Kanada’da ırkçı Ermeniler Türk büyükelçinin sunumuna engel oldu

Kanada’da yaşayan radikal Ermenilerin, Türk ve Azeri toplumuna karşı sergiledikleri düşmanca tavır, tepkilere neden oldu. Radikal Ermeniler tarafından, Türkiye’nin Ottowa büyükelçisinin çevrim içi etkinlikte yapacağı konuşmanın iptal edilmesi çağrısına uyan Concordia Üniversitesi’ne tepki gösteren Büyükelçi Kerim Uras, bu kararın Kanada’nın savunduğunu söylediği değerlere ters düştüğünü ifade etti.

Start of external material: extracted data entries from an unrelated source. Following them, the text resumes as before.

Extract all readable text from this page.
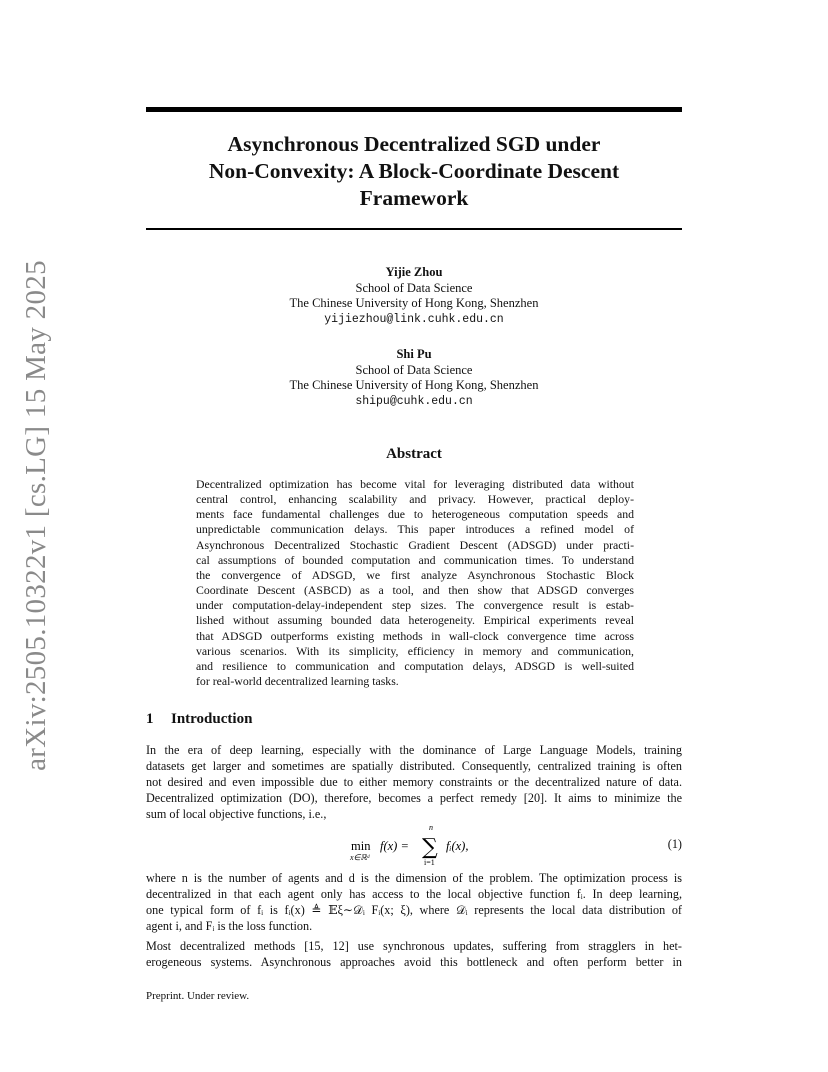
arXiv:2505.10322v1 [cs.LG] 15 May 2025
Asynchronous Decentralized SGD under
Non-Convexity: A Block-Coordinate Descent
Framework
Yijie Zhou
School of Data Science
The Chinese University of Hong Kong, Shenzhen
yijiezhou@link.cuhk.edu.cn
Shi Pu
School of Data Science
The Chinese University of Hong Kong, Shenzhen
shipu@cuhk.edu.cn
Abstract
Decentralized optimization has become vital for leveraging distributed data without
central control, enhancing scalability and privacy. However, practical deploy-
ments face fundamental challenges due to heterogeneous computation speeds and
unpredictable communication delays. This paper introduces a refined model of
Asynchronous Decentralized Stochastic Gradient Descent (ADSGD) under practi-
cal assumptions of bounded computation and communication times. To understand
the convergence of ADSGD, we first analyze Asynchronous Stochastic Block
Coordinate Descent (ASBCD) as a tool, and then show that ADSGD converges
under computation-delay-independent step sizes. The convergence result is estab-
lished without assuming bounded data heterogeneity. Empirical experiments reveal
that ADSGD outperforms existing methods in wall-clock convergence time across
various scenarios. With its simplicity, efficiency in memory and communication,
and resilience to communication and computation delays, ADSGD is well-suited
for real-world decentralized learning tasks.
1 Introduction
In the era of deep learning, especially with the dominance of Large Language Models, training
datasets get larger and sometimes are spatially distributed. Consequently, centralized training is often
not desired and even impossible due to either memory constraints or the decentralized nature of data.
Decentralized optimization (DO), therefore, becomes a perfect remedy [20]. It aims to minimize the
sum of local objective functions, i.e.,
min
x∈ℝᵈ
f(x) =
n
∑
i=1
fᵢ(x),	(1)
where n is the number of agents and d is the dimension of the problem. The optimization process is
decentralized in that each agent only has access to the local objective function fᵢ. In deep learning,
one typical form of fᵢ is fᵢ(x) ≜ 𝔼ξ∼𝒟ᵢ Fᵢ(x; ξ), where 𝒟ᵢ represents the local data distribution of
agent i, and Fᵢ is the loss function.
Most decentralized methods [15, 12] use synchronous updates, suffering from stragglers in het-
erogeneous systems. Asynchronous approaches avoid this bottleneck and often perform better in
Preprint. Under review.
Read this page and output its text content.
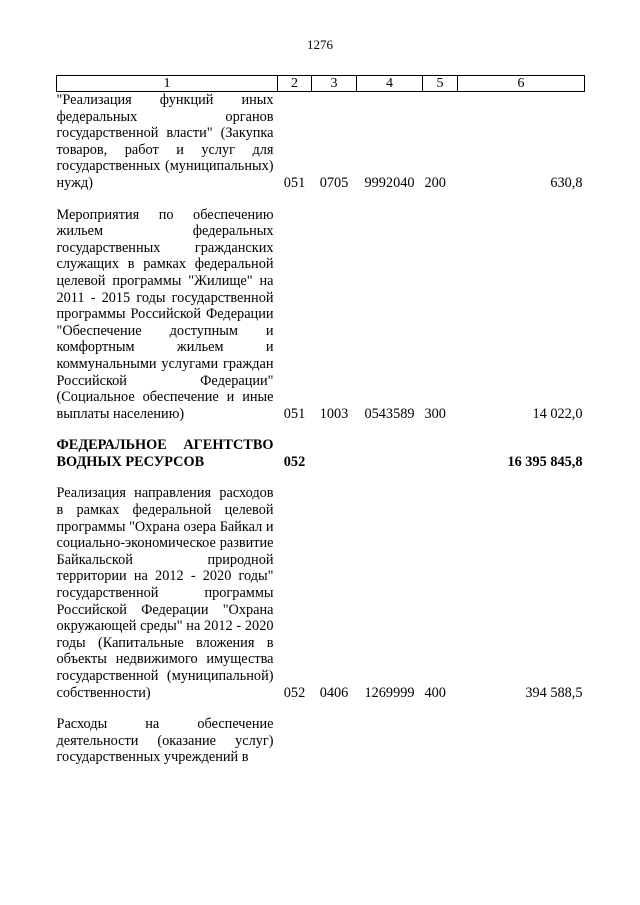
1276
1	2	3	4	5	6
"Реализация функций иных федеральных органов государственной власти" (Закупка товаров, работ и услуг для государственных (муниципальных) нужд)	051	0705	9992040	200	630,8

Мероприятия по обеспечению жильем федеральных государственных гражданских служащих в рамках федеральной целевой программы "Жилище" на 2011 - 2015 годы государственной программы Российской Федерации "Обеспечение доступным и комфортным жильем и коммунальными услугами граждан Российской Федерации" (Социальное обеспечение и иные выплаты населению)	051	1003	0543589	300	14 022,0

ФЕДЕРАЛЬНОЕ АГЕНТСТВО ВОДНЫХ РЕСУРСОВ	052				16 395 845,8

Реализация направления расходов в рамках федеральной целевой программы "Охрана озера Байкал и социально-экономическое развитие Байкальской природной территории на 2012 - 2020 годы" государственной программы Российской Федерации "Охрана окружающей среды" на 2012 - 2020 годы (Капитальные вложения в объекты недвижимого имущества государственной (муниципальной) собственности)	052	0406	1269999	400	394 588,5

Расходы на обеспечение деятельности (оказание услуг) государственных учреждений в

Kanada’da ırkçı Ermeniler Türk büyükelçinin sunumuna engel oldu

Türkiye'nin Ottawa Büyükelçisi Kerim Uras, konuşmacı olarak davet edildiği Montreal kentindeki Concordia Üniversitesi Uluslararası İlişkiler ve Diplomasi Öğrenci Kulüplerinin "Güney Kafkasya" konulu çevrim içi etkinliğinin, Kanada'da yaşayan radikal Ermenilerin baskısı üzerine iptal edilmesine tepki gösterdi.

"KANADA'NIN İNSAN HAKLARI İÇİN ÜZÜCÜ BİR GÜN"

Büyükelçi Uras, sosyal medya hesabından yaptığı açıklamada, radikal Ermeni çevrelerin üniversiteye baskısı üzerine alındığı anlaşılan kararın, Kanada'nın evrensel değerler olarak sahip çıktığı düşünce ve ifade özgürlükleriyle çeliştiğine işaret etti.

Uras, "Fanatik Ermeni grupların, Kanada Concordia Üniversitesi'nde davet edildiğim 'Güney Kafkasya' etkinliğinin iptali için başlattığı tehdit kampanyasında, Cumhuriyetimizin Kurucusu Atatürk'e ve Sayın Cumhurbaşkanımıza yönelik hadsiz ve düzeysiz paylaşımlarını şiddetle kınıyoruz." ifadesini kullandı.

Kanada’da ırkçı Ermeniler Türk büyükelçinin sunumuna engel oldu

Büyükelçi Uras, açıklamasında, şunları kaydetti: "Türkiye'ye ve Türk dünyasına yönelik zehirli bir nefretten ve İslamofobi'den beslenen bu çarpık zihniyet, Kanadalı üniversite öğrencilerinin diplomasi ve uluslararası ilişkiler alanında yeni ve farklı perspektifler edinebileceği bir etkinliğe dahi tahammül edememiştir. Bu karalamayla akademik camia ve temel değerler rehin alınmıştır. Kanada'daki fanatik Ermeni gruplar, maalesef bu iflah olmaz, irrasyonel zihin yapısıyla hareket etmektedir."

Uras, yaşananları, "Kanada'da ifade özgürlüğü ve insan hakları için üzücü bir gün" olarak değerlendirdi.